Отпевали Владимира Алексеевича в нижней церкви храма Христа Спасителя. Его отпевание стало первой службой в недостроенном еще храме. Время от времени панихиду заглушали строительные шумы. Это его храм. Он первым стал говорить о его восстановлении, первым собрал комитет по его воссозданию и собрал первый миллион тогда еще не деревянных рублей. Я помню посвященный храму вечер в кинотеатре «Россия», мы тогда подходили к сцене и клали деньги в картонную коробку. Этот миллион вскоре лопнул: когда чуть ли не в одночасье обрушился рубль и подешевел более чем в тысячу раз, благодаря гайдаровской «реформе». Но Солоухин не сдался и продолжал дело. Правда, теперь, говоря по телевидению о храме Христа Спасителя, упоминают только Юрия Лужкова. Солоухина замалчивают. Владельцам телевидения, Гусинским и Березовским он поперек горла. В храме же Христа Спасителя висят доски, на которых золотом написаны имена людей, способствовавших восстановлению его. Церетели, например, там есть, или какая-то Арбатская, а имени Солоухина нет. И тоже не случайно.

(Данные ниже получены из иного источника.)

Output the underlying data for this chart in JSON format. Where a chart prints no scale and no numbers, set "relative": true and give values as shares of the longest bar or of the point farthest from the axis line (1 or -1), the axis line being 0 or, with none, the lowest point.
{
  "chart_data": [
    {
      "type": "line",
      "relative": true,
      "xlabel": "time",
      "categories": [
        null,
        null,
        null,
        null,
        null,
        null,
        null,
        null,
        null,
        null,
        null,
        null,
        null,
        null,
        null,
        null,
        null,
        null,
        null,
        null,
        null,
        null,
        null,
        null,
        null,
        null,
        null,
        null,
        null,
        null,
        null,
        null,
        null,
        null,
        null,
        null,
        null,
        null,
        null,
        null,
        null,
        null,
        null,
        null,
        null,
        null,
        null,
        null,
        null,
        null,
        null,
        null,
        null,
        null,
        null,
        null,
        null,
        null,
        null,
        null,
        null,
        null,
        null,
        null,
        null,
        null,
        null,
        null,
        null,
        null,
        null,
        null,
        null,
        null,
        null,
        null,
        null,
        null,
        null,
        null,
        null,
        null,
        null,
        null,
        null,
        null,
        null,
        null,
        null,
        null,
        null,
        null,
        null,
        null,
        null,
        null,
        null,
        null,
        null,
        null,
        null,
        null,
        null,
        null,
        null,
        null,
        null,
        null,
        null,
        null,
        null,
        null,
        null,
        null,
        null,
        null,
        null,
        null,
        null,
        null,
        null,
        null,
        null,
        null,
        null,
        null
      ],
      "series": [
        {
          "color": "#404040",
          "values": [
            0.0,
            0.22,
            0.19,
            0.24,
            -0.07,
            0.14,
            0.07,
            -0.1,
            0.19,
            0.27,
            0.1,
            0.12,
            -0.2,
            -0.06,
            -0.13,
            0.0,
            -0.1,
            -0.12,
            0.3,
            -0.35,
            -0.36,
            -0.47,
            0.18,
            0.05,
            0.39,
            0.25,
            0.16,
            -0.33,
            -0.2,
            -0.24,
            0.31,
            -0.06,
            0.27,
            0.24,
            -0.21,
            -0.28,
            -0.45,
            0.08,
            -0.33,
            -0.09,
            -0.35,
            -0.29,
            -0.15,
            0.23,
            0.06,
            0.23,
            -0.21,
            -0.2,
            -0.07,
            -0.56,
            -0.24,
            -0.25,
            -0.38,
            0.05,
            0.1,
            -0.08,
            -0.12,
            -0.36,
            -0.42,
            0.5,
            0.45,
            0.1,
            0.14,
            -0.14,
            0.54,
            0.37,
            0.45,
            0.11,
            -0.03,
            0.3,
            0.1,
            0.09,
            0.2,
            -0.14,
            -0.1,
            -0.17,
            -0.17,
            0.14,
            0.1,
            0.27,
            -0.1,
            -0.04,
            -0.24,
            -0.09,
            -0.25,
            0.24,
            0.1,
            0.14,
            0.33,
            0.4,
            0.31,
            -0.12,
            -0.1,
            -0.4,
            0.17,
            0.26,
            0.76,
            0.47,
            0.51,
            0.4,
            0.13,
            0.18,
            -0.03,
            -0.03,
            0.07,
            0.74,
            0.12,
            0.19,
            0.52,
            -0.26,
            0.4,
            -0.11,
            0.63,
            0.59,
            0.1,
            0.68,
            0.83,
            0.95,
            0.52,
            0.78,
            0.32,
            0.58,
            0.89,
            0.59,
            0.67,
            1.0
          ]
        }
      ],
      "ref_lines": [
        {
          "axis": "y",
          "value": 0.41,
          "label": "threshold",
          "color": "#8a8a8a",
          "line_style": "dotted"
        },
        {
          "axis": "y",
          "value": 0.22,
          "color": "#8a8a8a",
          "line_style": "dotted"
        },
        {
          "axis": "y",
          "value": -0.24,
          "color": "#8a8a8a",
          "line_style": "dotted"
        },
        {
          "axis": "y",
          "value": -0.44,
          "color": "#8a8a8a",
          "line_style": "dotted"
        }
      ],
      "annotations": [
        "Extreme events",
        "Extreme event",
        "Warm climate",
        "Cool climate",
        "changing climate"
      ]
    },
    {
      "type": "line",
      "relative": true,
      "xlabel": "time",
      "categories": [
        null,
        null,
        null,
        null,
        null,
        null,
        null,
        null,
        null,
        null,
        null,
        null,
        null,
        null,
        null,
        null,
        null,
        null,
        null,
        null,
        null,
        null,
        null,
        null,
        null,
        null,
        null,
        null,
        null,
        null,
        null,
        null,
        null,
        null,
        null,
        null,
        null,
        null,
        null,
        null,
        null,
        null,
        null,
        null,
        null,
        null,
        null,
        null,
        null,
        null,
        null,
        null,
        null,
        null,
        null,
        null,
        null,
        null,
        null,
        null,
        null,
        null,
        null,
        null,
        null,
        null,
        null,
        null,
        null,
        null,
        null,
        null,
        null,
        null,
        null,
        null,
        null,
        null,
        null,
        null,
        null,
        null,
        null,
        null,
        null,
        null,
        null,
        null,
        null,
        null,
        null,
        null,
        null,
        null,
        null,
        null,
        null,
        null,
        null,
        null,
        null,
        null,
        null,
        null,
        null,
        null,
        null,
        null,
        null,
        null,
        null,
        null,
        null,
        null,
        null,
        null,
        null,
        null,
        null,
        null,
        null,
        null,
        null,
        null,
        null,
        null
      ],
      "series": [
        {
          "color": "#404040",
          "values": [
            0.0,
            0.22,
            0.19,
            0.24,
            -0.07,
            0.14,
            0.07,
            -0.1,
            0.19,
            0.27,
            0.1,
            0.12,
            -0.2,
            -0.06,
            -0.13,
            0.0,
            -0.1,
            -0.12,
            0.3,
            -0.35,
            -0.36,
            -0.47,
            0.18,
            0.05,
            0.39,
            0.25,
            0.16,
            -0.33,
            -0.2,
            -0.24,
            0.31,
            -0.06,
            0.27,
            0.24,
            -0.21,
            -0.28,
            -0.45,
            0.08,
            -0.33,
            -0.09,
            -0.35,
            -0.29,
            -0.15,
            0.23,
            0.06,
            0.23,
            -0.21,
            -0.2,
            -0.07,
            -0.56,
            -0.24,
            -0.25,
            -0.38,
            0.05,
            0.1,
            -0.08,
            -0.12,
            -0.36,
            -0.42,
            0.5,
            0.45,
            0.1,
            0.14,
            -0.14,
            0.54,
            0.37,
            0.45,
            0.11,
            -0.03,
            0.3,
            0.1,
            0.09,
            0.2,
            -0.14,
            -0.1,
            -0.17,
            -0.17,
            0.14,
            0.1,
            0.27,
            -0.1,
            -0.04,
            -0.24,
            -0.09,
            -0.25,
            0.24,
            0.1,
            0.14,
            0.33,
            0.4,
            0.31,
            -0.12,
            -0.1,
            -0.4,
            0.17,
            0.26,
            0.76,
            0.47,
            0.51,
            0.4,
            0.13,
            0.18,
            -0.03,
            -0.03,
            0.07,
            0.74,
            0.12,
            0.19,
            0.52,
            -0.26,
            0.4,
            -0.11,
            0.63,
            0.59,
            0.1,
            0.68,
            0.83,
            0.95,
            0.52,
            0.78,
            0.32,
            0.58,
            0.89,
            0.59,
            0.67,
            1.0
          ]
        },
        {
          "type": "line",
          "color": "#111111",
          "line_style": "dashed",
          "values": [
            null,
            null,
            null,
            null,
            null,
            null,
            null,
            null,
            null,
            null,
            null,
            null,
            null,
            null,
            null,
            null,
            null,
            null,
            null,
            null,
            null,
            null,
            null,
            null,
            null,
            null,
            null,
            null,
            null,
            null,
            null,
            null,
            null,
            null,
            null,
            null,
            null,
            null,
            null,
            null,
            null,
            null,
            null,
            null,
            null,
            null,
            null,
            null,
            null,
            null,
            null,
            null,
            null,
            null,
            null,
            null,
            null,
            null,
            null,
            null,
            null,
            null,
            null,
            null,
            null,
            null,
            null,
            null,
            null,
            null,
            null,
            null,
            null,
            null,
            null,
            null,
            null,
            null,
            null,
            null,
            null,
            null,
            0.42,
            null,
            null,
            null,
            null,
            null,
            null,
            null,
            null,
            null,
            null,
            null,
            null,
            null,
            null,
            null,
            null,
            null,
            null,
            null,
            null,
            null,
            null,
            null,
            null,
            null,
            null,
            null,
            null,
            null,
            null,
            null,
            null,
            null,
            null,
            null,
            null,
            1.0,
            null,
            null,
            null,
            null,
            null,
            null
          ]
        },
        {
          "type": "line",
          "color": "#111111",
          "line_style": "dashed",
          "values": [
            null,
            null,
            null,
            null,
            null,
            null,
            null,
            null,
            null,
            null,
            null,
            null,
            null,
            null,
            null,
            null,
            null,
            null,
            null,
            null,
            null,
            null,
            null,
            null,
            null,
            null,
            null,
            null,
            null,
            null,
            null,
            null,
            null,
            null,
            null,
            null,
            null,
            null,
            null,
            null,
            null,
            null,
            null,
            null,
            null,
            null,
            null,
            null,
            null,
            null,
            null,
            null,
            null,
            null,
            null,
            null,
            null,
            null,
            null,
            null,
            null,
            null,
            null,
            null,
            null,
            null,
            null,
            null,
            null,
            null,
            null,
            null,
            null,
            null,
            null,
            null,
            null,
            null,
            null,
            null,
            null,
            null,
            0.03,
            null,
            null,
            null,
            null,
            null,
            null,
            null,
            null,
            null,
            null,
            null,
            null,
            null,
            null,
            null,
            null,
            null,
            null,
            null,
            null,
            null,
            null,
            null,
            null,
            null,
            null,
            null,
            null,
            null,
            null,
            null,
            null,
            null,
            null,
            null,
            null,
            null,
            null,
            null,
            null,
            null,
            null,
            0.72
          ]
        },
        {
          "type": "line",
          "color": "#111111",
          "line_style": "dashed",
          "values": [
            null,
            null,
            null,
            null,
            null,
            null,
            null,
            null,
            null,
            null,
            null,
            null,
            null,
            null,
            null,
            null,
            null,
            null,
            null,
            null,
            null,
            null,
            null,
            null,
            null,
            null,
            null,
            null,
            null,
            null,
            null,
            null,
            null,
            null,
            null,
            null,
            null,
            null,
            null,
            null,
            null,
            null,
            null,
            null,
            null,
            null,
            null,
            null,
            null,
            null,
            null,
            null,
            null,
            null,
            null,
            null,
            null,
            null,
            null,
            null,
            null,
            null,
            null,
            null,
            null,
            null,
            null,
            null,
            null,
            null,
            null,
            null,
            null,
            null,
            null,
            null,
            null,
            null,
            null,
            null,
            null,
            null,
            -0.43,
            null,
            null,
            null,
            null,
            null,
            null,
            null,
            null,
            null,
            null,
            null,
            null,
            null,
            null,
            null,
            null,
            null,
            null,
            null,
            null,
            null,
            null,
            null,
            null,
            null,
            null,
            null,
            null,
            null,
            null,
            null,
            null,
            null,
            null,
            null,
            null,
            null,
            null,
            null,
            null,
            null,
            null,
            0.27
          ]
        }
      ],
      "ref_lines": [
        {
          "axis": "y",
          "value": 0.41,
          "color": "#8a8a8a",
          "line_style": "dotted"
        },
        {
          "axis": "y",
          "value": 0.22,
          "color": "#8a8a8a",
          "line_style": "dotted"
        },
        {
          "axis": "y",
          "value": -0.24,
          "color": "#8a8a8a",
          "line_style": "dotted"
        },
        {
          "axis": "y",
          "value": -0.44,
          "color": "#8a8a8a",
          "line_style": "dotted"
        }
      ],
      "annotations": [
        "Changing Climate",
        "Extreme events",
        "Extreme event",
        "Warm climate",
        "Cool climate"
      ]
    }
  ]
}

Поэтому нам надо больше писать и говорить о Солоухине, даже если это общеизвестные вещи. Владимир Солоухин всегда появлялся у истоков общественных явлений, которые становились значимыми до всеобщности.
Сейчас нам трудно понять, что означали те же «Черные доски» в шестидесятые годы. А он сказал свое слово, и возник широкий интерес к древнерусскому искусству, а заодно и к православию. То же и в литературе. «Владимирские проселки» стали дорогой в деревенскую прозу. До него в советской литературе не существовало ничего подобного. Мне не стыдно признаться, что я подражал ему в своих первых книгах. Я не говорю уже о его монархических взглядах, нашедших свое продолжение в народе. Он, а не русскоязычные диссиденты, начал рушить интернационалистические идеалы. Те подхватили и стали заниматься тем же в интересах своего узкого круга.
В 1976 году, четверть века уже тому назад, позвонил мне Солоухин и говорит:
– Приходи, дело есть.
И дает мне толстую-претолстую папку с рукописью «Последней ступени».